The Save Coate group claims the project would have a catastrophic effect on the 56-acre site, which is home to dozens of rare bird species.
Felicity Cobb, of the Save Coate Campaign (SCC), said: ''Ant and Dec were in the area and kindly signed our petition against the development.
"They were very pleased to do so when we told them the background and the threat to wildlife and the countryside.
''Their names are now alongside more than 41,000 other people in the region who object strongly to this proposal, which we believe would be catastrophic for the park."
Ant and Dec, Geordie lads Anthony McPartlin and Declan Donnelly, both 32, were in Swindon for a bash at their pal Jonathan Wilkes' country home.
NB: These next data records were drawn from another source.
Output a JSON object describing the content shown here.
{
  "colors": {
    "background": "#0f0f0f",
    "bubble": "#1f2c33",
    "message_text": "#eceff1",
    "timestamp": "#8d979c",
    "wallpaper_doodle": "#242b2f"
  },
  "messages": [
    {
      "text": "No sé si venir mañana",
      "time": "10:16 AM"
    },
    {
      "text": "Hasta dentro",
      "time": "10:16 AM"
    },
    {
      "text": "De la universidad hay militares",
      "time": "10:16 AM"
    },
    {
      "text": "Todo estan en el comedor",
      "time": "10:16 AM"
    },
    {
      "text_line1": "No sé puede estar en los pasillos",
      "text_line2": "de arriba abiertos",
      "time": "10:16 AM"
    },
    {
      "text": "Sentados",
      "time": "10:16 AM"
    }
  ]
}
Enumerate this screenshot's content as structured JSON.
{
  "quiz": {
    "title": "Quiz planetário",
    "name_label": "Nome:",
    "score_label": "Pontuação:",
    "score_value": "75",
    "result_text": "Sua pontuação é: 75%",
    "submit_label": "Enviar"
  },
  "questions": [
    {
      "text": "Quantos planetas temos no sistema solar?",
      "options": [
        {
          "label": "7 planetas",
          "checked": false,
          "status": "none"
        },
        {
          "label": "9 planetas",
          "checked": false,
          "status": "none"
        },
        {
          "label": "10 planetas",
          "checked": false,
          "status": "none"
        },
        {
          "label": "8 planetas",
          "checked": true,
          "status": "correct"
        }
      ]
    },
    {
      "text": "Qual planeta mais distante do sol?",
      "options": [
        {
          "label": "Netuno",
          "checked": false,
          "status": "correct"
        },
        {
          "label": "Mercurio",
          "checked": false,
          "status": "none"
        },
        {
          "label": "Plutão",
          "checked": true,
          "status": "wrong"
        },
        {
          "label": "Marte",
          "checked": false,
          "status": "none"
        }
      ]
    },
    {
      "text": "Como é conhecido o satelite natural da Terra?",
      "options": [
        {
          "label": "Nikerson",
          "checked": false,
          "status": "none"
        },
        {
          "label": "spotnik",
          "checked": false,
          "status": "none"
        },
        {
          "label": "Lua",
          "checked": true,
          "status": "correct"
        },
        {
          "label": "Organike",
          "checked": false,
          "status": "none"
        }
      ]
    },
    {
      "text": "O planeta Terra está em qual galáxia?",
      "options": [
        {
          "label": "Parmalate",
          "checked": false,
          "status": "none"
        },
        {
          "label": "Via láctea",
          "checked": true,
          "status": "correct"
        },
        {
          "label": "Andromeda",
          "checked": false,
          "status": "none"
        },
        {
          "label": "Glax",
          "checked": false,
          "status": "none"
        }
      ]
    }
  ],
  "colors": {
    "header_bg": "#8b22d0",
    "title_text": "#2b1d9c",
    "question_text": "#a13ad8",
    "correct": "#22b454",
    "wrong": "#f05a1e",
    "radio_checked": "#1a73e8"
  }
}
Mr Wilkes' mother-in-law Pat Wheeler, a member of the SCC, collected their signatures.
Honorary director of the Wildfowl and Wetlands Trust, Gloucestershire -based Lady Philippa Scott has also backed the campaign, describing the threat to wild birds at Coate Water as shocking.
Another supporter is Lord Apsley, of Cirencester Park, who signed the petition and wrote two pages of A4 offering encouragement and support to the group.
His letter says: "The scale of this development proposal highlights the inadequacies of the new Regional Spacial Strategy which forces development into restrictive areas, rather than allowing development to reach out into some far more suitable areas within the district's or borough's hinterlands. "I am no planning expert but I do sympathise with your cause.
"I wish you every success with this challenge and I hope that you achieve a successful outcome."
The companies behind the proposals, house builders Redrow Homes and Persimmon Homes, say the development would help fill fast-growing Swindon's Government housing quota for the coming years.
They say it would also help fulfil the town's dream of having a university and are involved in "advanced talks" with a potential university partner to advance the scheme. However, angry green campaigners describe the area as the last pocket of unspoiled countryside close to Swindon which they have vowed to do everything possible to protect.